Dr. Doron Pely is the Executive Director of the Sulha Research Center in Shefa’amer, Israel, where he conducts extended ethnographic study of Muslim/Arab customary justice practices. He also teaches in Israel at Bar Ilan University’s Graduate Program in Conflict Management and Negotiations. Dr. Pely’s work focuses on the ways different cultures interact with each other, particularly in conflict and conflict-resolution contexts. He teaches and lectures on cross-cultural conflict mitigation, conflict de-escalation, and Muslim/Arab dispute resolution practices at universities such as Tufts, Hampshire College, UMASS Boston, the U.S. military academy at West Point, the Inter Disciplinary Center (IDC), the Hebrew University in Jerusalem, and Tel Aviv University, as well as at community centers and mediation groups in mixed-communities municipalities.
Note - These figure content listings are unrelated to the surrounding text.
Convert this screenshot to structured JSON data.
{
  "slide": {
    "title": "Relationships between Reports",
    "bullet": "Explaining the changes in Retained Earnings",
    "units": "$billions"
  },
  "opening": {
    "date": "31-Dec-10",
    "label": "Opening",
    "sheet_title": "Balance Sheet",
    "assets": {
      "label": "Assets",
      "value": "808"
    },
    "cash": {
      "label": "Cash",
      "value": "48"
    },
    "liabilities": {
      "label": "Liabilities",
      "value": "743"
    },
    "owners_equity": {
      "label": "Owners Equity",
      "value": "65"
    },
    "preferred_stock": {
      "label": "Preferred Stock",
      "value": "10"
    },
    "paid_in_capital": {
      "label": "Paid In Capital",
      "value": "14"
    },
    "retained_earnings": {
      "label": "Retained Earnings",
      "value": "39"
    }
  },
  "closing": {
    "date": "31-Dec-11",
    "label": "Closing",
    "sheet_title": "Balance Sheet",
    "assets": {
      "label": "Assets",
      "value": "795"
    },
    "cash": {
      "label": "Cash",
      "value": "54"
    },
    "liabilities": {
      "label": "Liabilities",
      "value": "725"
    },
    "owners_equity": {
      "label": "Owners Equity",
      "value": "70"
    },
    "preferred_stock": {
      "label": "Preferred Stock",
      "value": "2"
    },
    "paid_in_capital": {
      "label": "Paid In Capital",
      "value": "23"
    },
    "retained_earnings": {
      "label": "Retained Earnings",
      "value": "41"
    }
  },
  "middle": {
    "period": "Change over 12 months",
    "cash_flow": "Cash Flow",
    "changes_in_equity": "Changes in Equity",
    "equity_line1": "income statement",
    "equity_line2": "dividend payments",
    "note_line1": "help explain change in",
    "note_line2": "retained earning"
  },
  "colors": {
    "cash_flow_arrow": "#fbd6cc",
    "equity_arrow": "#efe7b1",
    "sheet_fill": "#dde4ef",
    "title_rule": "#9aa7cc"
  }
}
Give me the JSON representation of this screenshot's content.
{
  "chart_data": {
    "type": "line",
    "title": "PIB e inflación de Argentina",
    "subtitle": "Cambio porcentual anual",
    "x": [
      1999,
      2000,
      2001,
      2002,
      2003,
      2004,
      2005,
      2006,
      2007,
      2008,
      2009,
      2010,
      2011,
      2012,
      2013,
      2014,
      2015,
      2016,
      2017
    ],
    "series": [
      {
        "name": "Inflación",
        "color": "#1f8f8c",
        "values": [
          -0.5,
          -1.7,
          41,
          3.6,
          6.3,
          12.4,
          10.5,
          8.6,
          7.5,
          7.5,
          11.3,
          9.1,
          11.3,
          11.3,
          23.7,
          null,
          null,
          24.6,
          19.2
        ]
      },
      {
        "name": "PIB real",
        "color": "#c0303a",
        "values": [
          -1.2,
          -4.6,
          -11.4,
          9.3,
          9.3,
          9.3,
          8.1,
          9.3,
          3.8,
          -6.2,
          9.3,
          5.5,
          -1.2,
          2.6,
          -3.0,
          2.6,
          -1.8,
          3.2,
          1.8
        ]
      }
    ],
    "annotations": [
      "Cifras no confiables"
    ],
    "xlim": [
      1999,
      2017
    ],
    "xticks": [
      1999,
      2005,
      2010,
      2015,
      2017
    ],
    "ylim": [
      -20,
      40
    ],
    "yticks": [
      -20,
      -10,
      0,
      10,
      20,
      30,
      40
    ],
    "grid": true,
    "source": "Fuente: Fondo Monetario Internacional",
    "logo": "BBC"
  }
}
Previously, Dr. Pely served in roles including active duty military service, undercover police intelligence, scientific programming and system analysis, journalism, international business intelligence, executive management, large-scale risk analysis, and cross-cultural negotiations and conflict resolution.
Dr. Pely publishes in peer-reviewed journals, exploring the place of honor, revenge and forgiveness in Muslim customary justice, the place of women in Muslim dispute resolution, and the similarities and differences between Muslim and Western dispute resolution approaches. Additionally, he has published several fiction and non-fiction books, including his most recent book, Muslim-Arab Mediation and Conflict Resolution: Understanding Sulha (Routledge 2016).
He holds a Bachelor of Science degree in Computer Science from California State University, Hayward, a Master of Arts degree in Dispute Resolution from UMASS Boston, and a Ph.D. in Middle East and Mediterranean Studies from King’s College, London.